Rédigé par l'équipe WebLex.


Travailleur indépendant = « indépendant »

Dans une affaire récente, une plateforme web a rompu le contrat qui la liait à un travailleur indépendant, à la suite de plusieurs manquements contractuels. Ce dernier a alors contesté cette rupture devant le juge, estimant être en réalité « salarié » de la plateforme.
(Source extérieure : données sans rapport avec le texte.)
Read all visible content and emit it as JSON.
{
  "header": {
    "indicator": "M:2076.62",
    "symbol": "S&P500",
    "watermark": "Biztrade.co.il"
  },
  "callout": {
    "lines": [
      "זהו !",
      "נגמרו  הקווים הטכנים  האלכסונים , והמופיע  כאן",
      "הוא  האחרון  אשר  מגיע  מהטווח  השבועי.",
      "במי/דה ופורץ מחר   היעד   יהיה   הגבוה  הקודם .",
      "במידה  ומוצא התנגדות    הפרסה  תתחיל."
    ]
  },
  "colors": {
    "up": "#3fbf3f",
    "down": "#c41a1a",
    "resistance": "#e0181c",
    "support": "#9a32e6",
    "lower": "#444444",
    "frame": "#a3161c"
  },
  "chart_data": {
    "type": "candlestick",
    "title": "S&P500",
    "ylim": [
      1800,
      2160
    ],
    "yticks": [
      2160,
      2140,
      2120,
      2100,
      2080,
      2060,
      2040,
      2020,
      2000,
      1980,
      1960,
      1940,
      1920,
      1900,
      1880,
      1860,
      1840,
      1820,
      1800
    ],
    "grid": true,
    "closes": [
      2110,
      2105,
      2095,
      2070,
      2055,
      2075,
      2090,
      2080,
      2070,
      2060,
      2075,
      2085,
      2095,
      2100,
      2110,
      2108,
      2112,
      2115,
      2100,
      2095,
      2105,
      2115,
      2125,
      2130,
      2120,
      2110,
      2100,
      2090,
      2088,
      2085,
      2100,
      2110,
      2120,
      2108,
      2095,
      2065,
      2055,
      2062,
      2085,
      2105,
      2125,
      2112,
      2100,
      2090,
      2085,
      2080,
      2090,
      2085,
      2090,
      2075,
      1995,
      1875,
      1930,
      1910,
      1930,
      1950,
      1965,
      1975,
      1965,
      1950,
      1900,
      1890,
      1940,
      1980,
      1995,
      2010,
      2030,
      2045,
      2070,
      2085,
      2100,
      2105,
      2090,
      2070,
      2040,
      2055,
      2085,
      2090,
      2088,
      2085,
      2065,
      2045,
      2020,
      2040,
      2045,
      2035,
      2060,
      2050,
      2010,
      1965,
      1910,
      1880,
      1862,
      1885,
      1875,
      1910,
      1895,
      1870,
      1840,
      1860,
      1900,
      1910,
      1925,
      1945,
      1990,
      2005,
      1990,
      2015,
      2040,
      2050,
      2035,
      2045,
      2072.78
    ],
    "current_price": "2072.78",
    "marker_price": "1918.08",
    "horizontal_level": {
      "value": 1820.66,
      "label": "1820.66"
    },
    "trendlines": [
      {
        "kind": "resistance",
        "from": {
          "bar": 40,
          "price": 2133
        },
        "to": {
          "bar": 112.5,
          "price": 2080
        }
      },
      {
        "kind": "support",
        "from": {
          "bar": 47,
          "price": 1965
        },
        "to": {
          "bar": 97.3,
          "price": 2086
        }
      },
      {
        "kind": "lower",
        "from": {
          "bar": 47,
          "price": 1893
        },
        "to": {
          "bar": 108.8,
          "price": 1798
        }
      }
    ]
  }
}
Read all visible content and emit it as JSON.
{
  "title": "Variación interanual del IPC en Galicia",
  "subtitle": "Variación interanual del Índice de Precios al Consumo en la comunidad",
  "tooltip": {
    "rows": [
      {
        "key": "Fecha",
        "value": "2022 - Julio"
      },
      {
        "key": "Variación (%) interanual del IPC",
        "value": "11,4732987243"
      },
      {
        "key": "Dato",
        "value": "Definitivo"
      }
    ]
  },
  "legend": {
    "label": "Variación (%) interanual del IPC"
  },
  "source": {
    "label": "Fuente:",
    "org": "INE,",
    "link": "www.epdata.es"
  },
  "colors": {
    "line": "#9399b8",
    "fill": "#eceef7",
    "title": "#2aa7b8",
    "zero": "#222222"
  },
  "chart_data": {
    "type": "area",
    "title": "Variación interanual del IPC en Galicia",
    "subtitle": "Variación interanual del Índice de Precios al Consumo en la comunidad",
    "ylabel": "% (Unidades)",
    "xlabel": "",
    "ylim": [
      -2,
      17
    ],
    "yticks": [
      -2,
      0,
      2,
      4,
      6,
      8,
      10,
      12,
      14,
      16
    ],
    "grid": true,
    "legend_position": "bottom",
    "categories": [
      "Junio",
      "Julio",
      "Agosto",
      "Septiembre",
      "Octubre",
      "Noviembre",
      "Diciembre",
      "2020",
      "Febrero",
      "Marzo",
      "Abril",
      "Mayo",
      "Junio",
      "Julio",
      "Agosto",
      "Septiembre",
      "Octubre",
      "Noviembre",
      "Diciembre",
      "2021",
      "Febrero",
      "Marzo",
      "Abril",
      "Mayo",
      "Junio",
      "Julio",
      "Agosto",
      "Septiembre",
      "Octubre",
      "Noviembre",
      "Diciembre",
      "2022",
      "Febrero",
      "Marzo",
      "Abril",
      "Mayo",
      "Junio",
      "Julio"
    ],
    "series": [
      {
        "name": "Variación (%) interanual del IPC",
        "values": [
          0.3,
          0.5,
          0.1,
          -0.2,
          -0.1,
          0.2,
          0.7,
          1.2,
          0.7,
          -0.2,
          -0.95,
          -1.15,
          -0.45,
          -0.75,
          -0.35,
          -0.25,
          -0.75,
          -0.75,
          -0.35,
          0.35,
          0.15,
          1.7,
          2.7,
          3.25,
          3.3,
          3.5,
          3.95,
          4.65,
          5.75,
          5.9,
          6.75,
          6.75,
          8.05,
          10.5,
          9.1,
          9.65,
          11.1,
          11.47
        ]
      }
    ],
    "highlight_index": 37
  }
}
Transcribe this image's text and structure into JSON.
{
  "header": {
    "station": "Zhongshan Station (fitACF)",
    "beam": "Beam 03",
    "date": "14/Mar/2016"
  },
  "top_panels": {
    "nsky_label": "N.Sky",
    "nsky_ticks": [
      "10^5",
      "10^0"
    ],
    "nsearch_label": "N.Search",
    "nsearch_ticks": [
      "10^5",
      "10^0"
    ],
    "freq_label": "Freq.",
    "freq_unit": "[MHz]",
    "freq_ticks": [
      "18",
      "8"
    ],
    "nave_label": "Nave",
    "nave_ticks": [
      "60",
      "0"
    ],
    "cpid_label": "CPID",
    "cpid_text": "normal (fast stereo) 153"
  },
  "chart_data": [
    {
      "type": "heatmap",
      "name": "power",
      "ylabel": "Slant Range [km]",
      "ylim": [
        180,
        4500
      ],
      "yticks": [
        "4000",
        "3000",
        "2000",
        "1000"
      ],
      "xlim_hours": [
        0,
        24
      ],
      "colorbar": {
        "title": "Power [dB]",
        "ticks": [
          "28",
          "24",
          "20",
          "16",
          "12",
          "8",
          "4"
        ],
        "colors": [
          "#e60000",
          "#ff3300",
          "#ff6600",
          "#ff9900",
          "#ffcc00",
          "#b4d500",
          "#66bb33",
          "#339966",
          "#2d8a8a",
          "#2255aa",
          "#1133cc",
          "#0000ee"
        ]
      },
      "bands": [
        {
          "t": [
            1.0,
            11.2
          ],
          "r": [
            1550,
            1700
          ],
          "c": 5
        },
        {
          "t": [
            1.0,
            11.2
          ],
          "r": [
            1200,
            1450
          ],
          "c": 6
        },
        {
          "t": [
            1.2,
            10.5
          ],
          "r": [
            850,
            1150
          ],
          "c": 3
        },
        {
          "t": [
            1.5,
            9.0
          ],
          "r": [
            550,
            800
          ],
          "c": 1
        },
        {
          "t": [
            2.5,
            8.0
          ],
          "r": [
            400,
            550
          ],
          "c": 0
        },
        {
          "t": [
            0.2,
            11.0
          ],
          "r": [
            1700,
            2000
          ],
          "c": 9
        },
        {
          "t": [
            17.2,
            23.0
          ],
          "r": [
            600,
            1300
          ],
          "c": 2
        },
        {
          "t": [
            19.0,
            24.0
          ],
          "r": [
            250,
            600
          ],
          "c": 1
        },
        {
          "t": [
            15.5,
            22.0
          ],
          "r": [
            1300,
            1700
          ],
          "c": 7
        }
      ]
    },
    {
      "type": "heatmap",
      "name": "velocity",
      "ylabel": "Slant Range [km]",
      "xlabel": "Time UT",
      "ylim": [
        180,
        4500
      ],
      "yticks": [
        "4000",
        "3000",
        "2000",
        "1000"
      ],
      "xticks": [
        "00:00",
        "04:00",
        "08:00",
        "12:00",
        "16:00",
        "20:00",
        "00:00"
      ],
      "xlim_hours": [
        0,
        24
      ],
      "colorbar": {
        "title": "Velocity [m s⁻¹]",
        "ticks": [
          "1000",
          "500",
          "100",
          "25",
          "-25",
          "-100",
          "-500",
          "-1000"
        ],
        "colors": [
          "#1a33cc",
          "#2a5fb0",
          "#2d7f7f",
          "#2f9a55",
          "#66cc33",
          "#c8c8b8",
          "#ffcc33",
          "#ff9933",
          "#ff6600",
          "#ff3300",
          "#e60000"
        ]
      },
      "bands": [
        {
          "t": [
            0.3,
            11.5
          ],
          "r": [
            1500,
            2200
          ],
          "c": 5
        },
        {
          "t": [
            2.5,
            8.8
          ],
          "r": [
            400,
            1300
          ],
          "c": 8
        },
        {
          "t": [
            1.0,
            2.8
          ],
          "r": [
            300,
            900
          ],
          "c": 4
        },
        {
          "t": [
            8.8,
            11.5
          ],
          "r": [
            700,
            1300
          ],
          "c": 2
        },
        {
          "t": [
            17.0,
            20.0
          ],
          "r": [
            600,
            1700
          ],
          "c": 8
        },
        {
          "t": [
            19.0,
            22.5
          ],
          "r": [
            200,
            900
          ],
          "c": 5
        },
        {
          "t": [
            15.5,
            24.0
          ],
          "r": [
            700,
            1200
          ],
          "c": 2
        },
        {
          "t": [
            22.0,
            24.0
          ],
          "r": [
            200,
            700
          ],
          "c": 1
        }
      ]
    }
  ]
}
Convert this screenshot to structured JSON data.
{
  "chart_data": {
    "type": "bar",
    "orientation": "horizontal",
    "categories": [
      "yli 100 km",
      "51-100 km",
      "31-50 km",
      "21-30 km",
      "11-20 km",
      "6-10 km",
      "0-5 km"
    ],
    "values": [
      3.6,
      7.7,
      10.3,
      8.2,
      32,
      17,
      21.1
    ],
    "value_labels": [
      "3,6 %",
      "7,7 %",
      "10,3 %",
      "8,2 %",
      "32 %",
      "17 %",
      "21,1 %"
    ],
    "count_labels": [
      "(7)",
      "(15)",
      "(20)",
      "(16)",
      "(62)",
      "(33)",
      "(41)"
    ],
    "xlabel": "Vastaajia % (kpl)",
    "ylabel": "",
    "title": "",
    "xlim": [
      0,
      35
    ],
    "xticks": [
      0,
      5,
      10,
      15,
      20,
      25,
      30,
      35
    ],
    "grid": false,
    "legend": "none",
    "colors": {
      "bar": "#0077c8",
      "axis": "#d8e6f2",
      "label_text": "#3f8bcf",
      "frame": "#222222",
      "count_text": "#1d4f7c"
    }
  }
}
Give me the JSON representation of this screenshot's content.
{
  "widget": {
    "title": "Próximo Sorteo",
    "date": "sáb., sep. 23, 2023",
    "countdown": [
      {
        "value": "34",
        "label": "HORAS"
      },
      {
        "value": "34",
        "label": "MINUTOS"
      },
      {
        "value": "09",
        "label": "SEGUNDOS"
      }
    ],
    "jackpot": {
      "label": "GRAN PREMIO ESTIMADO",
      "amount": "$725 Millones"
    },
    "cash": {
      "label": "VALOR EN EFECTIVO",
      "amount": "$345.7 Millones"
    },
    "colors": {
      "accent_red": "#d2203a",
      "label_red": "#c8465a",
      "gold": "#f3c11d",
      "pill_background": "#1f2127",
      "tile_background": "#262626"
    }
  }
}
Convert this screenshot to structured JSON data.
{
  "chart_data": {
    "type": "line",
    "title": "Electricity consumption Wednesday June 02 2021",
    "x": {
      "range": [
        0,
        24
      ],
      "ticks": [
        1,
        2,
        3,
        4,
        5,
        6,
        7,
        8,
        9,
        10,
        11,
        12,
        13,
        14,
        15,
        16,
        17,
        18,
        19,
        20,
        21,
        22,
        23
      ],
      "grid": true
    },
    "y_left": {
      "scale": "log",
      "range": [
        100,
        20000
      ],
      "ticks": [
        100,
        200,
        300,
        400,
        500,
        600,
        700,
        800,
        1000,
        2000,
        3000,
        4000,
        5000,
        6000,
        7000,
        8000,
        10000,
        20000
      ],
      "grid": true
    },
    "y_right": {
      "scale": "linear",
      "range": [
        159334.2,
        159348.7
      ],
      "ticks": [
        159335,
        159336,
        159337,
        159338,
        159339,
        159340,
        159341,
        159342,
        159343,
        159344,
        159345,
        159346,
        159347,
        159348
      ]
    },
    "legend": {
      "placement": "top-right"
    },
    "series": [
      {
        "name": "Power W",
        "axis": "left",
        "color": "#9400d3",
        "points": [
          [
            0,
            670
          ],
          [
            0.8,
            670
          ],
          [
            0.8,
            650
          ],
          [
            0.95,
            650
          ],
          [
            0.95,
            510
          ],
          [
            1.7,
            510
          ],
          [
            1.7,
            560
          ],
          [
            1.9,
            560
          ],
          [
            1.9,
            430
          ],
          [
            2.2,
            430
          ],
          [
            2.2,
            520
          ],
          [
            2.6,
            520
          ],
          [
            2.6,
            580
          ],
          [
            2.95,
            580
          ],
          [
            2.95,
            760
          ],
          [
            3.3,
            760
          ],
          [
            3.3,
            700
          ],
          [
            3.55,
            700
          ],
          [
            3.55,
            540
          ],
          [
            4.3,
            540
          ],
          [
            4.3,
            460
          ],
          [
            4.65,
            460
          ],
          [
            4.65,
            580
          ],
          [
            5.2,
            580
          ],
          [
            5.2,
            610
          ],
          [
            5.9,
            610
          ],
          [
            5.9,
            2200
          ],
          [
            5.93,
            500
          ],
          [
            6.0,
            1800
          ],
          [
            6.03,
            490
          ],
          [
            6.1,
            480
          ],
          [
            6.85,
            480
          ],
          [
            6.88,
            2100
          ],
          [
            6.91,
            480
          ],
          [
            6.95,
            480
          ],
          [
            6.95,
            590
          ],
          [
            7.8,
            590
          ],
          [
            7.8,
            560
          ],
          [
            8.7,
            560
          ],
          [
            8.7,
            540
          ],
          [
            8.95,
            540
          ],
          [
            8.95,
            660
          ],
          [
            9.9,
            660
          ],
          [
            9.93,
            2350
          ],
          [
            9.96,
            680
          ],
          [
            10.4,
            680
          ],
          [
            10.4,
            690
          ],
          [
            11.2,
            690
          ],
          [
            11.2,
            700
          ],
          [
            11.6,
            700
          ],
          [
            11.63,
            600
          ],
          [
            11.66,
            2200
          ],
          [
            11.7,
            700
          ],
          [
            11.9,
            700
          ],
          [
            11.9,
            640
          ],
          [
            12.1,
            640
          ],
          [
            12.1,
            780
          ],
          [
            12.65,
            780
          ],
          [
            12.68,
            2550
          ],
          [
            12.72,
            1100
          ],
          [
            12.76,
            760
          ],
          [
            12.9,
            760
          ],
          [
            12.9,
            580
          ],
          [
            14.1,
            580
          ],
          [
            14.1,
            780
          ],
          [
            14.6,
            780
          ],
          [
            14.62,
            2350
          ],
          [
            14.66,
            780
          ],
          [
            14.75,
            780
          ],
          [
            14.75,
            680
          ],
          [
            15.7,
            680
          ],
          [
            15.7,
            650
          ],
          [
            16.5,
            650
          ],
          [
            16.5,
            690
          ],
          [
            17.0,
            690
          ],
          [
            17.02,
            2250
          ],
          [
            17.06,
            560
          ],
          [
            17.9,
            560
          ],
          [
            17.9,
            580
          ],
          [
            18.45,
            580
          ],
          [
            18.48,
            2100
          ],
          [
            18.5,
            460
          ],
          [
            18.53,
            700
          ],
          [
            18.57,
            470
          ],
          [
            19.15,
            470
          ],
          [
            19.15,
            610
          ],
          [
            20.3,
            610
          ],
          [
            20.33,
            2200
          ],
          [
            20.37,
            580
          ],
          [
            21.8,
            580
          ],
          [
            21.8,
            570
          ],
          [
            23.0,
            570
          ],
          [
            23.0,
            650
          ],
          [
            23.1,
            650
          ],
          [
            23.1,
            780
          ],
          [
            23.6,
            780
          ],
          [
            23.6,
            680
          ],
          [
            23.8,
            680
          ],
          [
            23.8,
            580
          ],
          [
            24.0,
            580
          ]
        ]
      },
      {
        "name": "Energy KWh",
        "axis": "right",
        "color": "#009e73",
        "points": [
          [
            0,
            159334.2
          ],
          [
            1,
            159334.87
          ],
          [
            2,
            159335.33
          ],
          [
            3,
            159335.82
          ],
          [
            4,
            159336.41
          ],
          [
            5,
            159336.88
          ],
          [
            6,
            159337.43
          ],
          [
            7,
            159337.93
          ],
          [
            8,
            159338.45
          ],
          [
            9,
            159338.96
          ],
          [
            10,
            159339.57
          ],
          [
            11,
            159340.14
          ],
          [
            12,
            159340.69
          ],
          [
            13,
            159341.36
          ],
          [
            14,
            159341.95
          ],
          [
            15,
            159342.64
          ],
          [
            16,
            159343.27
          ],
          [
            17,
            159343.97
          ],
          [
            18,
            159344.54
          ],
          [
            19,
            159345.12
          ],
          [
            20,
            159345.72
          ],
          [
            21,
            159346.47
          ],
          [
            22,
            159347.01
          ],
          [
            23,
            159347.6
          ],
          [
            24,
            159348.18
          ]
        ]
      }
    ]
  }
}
Cette société utilise une plateforme web et une application mobile pour mettre en relation des restaurateurs partenaires, leurs clients passant commande via la plateforme et des livreurs à vélo exerçant en tant que « travailleurs indépendants ». Ces derniers inscrivent, selon leurs convenances, leurs disponibilités. Ils disposent donc d’une grande liberté dans leur organisation.

Cependant, le livreur évincé souligne que la société a mis en place un système de bonus/malus selon lequel le livreur percevrait un bonus kilométrique lié au dépassement de la moyenne kilométrique des coursiers ou serait soumis à une pénalité dans certains cas, et notamment :

  • en l’absence de réponse à une sollicitation téléphonique ;
  • en cas d’incapacité de réparer une crevaison ;
  • en cas de refus d’effectuer une livraison ;
  • en cas de circulation sans casque ;
  • en cas de retards importants ;
  • en cas de circulation avec un véhicule à moteur ;
  • en cas de comportement insultant ;
  • en cas de comportement grave.

Si l’application d’une pénalité sur un mois ne porte à aucune conséquence, l’application de 2 pénalités supprime le bénéfice du bonus ; celle de 3 pénalités donne lieu à un entretien entre la plateforme et le coursier pour parler de la motivation de ce dernier et l’application de 4 pénalités entraîne la désactivation du compte et la désinscription des plages horaires réservées par le coursier.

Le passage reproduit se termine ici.